И все же урусов нужно, нет, не добить – с уничтоженных народов невозможно получать никакой дани, они должны жить и платить. Значит, надо заставить их под угрозой нового вторжения признать власть хана Батыя! Хан вдруг понял одно: в свое войско он урусов, например, Елисани, звать не будет, да они и не пойдут. На вечерние страны вместе с его войском ходили дружины неразграбленных княжеств, а эти не пойдут.
Субедей всегда говорил: нет ничего переменчивей счастья воина. Если ты счастлив, то можешь стать обладателем огромных богатств, но счастье способно отвернуться в один миг, и тогда вместо богатств получишь гибель.
Пока он удачлив, за гибель Субедея заплатил дорогую цену, но сумел дойти до последнего моря. Конечно, нашлись те, кто твердил, что это море вовсе не последнее, что туда, на заход солнца, до моря еще далеко. Но к тому морю не хотелось совсем, потому что идти надо было уже просто лесами, как на землях урусов. Смерть Великого хана хороший повод повернуть морды коней на восток. Что Батый и сделал, и никто не посмел возразить.
Никто не посмеет сказать и слова против, если он встанет и не пойдет дальше выбранного места. На курултай можно отправить своих людей из тех, кто захочет, а самому отговориться, например, болезнью. Гуюк будет только рад. Но Батый решил не торопиться, прекрасно понимая, что торопиться не станет и Туракина, уже получившая власть как регентша.
Туракина, старшая жена Угедея, она не монголка, она из пленных, женщина вовсе не красивая, но безумно властная.

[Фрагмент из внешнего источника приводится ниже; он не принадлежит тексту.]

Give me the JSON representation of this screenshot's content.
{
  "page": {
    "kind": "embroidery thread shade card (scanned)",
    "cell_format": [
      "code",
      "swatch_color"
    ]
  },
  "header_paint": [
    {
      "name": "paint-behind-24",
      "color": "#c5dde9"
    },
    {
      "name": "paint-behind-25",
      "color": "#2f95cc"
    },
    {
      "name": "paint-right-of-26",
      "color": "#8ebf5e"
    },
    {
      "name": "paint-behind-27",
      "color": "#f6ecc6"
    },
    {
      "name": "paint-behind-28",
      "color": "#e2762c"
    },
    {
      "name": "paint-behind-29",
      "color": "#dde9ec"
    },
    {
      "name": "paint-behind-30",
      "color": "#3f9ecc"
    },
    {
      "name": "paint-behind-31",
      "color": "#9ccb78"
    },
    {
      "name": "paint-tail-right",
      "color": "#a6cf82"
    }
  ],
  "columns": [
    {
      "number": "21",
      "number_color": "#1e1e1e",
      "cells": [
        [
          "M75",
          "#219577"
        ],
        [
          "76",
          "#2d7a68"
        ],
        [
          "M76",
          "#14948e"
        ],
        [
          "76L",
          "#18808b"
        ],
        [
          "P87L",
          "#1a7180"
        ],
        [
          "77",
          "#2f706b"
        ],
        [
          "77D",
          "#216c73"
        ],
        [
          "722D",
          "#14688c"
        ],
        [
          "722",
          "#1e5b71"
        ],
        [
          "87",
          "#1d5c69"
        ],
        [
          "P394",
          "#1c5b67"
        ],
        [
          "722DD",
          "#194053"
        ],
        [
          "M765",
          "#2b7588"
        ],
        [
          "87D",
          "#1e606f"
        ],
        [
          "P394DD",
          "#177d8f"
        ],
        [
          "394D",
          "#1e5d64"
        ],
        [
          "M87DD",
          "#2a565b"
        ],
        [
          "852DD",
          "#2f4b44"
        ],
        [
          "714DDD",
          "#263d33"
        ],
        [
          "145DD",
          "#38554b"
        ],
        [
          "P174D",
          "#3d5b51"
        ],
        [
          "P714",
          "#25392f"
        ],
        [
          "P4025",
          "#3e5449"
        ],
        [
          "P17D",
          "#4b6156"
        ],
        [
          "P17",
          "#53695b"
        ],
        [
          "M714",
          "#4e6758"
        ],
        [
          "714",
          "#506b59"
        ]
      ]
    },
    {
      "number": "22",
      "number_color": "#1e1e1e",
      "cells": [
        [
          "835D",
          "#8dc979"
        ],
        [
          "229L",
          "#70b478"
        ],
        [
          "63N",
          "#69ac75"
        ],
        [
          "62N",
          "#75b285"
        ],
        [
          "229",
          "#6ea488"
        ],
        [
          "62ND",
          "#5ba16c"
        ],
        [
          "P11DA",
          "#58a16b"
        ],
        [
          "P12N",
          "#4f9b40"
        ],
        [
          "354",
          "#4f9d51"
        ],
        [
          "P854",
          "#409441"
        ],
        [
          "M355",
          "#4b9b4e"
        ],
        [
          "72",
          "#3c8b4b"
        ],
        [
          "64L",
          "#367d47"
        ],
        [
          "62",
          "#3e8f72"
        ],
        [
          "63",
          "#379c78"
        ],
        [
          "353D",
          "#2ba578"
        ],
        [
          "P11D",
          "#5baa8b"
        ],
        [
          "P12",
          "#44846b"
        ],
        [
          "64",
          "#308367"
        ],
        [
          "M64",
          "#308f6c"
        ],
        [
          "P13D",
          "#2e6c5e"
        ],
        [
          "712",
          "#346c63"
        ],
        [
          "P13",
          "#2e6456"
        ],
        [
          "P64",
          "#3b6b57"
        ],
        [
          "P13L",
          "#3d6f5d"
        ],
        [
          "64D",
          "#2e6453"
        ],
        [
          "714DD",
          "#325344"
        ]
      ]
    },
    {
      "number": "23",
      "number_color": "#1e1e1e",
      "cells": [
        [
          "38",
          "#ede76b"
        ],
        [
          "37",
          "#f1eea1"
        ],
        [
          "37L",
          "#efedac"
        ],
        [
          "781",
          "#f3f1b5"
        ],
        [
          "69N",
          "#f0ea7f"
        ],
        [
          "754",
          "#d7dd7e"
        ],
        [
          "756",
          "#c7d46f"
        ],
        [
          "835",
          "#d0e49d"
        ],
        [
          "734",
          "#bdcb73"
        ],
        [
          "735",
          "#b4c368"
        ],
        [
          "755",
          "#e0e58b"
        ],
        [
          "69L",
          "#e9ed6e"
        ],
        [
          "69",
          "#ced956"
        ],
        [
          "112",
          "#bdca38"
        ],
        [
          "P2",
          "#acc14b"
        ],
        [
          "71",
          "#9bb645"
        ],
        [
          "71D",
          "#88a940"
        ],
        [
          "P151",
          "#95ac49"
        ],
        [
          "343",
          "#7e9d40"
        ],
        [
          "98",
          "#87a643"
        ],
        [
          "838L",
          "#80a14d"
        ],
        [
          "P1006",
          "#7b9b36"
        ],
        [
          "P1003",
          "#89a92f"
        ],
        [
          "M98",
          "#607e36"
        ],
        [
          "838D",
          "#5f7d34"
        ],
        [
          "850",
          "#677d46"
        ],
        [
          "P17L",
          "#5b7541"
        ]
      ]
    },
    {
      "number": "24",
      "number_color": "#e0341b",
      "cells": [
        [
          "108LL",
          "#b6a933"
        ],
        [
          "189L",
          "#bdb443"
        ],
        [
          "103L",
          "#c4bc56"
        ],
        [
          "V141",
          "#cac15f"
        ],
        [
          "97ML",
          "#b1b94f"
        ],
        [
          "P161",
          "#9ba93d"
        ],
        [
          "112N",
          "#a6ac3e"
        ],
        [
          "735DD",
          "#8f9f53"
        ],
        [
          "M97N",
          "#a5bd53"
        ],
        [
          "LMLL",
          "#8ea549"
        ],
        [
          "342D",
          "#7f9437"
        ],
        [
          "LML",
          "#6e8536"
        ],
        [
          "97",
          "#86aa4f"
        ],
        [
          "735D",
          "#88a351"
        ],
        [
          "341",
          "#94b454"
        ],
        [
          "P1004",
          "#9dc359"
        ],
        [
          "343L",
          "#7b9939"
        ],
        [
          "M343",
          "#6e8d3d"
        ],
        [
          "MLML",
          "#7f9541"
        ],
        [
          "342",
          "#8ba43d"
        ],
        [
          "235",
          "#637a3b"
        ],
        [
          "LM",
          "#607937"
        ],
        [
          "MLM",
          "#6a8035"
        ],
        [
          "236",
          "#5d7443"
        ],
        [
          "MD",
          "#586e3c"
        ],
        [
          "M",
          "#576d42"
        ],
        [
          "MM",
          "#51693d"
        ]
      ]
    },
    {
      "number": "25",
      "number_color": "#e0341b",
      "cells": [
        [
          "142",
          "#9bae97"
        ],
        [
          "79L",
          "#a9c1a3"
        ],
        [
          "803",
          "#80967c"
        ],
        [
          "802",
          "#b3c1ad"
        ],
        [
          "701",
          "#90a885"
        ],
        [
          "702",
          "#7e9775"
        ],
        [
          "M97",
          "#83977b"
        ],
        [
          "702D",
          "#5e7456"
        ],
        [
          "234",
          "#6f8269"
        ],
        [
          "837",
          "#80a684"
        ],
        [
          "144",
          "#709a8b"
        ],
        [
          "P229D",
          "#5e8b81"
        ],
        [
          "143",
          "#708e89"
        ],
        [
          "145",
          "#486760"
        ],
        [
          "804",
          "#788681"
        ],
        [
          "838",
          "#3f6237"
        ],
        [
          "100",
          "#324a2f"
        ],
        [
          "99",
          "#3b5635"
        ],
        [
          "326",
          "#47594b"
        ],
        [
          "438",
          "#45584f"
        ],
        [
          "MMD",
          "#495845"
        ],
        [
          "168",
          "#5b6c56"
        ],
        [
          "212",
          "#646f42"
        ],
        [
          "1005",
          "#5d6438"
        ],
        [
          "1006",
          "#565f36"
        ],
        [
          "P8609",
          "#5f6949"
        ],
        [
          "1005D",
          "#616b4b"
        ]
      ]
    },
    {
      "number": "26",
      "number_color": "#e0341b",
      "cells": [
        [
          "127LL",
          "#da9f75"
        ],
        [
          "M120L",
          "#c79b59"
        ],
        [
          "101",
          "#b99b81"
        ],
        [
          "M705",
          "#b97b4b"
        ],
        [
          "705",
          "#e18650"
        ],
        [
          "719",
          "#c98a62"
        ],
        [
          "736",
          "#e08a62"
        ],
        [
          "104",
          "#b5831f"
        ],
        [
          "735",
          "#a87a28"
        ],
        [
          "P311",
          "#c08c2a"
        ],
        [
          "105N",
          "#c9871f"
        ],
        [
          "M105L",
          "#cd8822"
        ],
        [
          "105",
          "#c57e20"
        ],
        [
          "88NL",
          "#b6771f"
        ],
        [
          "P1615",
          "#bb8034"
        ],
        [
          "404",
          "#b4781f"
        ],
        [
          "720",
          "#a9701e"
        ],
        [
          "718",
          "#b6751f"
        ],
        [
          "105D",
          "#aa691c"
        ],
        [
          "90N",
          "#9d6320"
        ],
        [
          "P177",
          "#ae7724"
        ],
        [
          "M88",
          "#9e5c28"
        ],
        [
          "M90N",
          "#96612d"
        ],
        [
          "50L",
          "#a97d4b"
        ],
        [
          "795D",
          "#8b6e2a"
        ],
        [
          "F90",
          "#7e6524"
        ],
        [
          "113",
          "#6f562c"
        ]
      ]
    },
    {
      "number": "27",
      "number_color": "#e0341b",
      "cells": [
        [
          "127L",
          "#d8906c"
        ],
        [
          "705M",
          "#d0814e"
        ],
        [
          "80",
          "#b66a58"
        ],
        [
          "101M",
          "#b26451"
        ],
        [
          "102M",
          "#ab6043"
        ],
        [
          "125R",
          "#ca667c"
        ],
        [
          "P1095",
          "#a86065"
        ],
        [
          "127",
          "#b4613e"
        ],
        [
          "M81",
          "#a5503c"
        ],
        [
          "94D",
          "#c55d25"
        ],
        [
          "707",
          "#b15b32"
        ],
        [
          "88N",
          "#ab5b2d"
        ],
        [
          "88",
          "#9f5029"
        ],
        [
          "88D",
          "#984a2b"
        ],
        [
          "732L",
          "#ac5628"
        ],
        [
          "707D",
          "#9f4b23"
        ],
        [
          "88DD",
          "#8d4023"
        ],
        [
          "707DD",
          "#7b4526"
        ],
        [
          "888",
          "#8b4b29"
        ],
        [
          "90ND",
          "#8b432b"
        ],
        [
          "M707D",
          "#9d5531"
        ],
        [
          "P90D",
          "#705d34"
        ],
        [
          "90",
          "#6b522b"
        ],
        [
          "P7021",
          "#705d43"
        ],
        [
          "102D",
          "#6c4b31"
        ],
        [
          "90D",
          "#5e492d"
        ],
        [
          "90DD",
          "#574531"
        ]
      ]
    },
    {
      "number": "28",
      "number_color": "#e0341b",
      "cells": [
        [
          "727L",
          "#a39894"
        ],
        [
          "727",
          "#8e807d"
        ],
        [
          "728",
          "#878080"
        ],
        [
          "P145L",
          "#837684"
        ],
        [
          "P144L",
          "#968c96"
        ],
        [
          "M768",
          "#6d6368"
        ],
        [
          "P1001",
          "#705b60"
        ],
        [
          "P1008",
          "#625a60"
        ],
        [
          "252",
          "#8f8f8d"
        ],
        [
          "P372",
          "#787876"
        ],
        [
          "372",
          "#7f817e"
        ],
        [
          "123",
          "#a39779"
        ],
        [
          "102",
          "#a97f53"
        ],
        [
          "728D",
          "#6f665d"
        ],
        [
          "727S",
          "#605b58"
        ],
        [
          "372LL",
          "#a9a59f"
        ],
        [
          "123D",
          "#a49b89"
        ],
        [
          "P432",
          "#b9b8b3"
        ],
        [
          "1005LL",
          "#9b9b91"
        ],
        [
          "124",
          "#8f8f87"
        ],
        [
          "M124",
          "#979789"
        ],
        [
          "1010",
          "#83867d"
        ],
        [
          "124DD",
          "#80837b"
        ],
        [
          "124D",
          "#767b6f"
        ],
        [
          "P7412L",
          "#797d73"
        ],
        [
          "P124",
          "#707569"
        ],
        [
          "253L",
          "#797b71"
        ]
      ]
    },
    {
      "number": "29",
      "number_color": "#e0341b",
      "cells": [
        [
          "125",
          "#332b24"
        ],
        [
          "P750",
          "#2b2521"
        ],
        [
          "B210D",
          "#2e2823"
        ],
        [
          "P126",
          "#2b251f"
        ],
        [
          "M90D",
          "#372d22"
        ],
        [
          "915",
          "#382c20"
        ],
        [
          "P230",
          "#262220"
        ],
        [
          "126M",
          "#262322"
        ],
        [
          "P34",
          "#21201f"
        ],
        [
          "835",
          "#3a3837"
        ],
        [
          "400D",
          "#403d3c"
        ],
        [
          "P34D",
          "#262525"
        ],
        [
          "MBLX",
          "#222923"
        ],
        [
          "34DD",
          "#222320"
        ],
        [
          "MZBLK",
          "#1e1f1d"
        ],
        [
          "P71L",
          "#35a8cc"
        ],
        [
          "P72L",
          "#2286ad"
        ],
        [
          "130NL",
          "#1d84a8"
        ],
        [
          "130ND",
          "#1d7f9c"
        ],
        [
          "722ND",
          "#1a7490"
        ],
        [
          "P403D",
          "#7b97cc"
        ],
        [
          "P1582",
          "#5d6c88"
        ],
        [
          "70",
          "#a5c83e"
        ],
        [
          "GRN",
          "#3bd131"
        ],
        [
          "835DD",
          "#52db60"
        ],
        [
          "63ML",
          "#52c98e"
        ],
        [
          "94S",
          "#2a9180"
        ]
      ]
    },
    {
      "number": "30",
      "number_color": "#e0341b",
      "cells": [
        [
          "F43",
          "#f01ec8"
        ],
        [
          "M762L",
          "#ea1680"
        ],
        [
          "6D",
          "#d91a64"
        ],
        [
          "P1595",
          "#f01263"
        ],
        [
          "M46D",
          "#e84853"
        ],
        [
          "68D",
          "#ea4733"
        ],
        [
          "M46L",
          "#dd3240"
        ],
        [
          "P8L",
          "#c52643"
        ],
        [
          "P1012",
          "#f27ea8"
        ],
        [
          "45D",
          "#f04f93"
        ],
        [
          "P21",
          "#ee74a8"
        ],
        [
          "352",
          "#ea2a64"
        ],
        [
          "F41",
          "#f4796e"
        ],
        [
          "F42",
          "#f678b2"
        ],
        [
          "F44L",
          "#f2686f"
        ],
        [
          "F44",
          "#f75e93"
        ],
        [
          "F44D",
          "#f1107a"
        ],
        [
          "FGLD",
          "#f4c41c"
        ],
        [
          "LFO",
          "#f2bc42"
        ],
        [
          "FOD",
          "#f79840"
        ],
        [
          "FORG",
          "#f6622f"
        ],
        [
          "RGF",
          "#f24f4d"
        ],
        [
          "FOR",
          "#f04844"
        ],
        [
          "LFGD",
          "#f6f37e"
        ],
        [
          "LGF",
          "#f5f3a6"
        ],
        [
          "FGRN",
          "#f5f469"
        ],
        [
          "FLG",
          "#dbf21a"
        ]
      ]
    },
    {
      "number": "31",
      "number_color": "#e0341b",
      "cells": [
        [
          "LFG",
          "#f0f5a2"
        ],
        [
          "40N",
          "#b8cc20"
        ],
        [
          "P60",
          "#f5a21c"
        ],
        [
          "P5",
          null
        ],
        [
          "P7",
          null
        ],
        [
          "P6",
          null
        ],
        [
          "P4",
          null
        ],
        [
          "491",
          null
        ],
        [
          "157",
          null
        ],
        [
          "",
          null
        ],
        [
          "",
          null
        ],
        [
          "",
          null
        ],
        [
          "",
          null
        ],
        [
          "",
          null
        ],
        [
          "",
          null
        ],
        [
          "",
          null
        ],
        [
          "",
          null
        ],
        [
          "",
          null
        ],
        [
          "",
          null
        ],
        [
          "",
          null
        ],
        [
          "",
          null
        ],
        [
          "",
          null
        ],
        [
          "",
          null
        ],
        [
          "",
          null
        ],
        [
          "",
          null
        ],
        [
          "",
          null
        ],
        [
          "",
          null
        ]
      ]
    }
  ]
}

Батый еще до похода втихомолку посмеивался над дядей, мол, такая жена способна скрутить любого мужа. И к чему было Потрясателю вселенной женить сына на этой змее? И Гуюк удался в нее, такой же жестокий и властный. И вот теперь, когда Великий хан Угедей умер (не помогла ли супруга?), Туракина наверняка взяла власть в свои руки и добром ее не выпустит даже ради сына. Насколько Батый помнил ханшу, она будет тянуть с выборами нового хана, а потому можно просто сидеть и ждать. Только чего?